Adaptive Sub-Threshold Voltage Level Control for Voltage Deviate-Domino Circuits

Abstract

Leakage power and propagation delay are two significant issues found in sub-micron technology-based Complementary Metal-Oxide-Semiconductor (CMOS)-based Very Large-Scale Integration (VLSI) circuit designs. Positive Channel Metal Oxide Semiconductor (PMOS) has been replaced by Negative Channel Metal Oxide Semiconductor (NMOS) in recent years, with low dimension-switching changes in order to shape the mirror of voltage comparator. NMOS is used to reduce stacking leakage as well as total exchange. Domino Logic Circuit is a powerful and versatile digital programmer that gained popularity in recent years.
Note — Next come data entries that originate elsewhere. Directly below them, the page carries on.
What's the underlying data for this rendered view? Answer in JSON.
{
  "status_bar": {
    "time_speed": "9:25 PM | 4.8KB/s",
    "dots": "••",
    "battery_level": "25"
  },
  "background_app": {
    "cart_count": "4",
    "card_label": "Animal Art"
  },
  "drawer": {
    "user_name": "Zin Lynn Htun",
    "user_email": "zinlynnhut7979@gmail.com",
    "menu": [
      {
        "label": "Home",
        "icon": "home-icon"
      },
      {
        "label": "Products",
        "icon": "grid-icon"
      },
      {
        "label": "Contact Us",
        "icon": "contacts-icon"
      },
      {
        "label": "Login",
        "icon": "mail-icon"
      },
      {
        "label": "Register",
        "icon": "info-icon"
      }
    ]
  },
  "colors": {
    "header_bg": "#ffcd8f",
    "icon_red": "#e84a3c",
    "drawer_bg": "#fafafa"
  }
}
In this study regarding Adaptive Sub Threshold Voltage Level Control Problem, the researchers intend to solve the contention issues, reduce power dissipation, and increase the noise immunity by proposing Adaptive Sub Threshold Voltage Level Control (ASVLC)-based domino circuit. The efficiency and effectiveness of the domino circuit are demonstrated through simulation results. The suggested system makes use of high-speed broad fan-gate circuits, occupies minimum space, and consumes meagre amount of power. The proposed circuit was validated in Cadence simulation tool at a supply voltage of 1V, frequency of 100 MHz, and an operating temperature of 27°C with 64 input OR gates. As per the simulation results, the suggested Domino Gate reduced the power dissipation by 17.58 percent and improved the noise immunity by 1.21 times in comparison with standard domino logic circuits.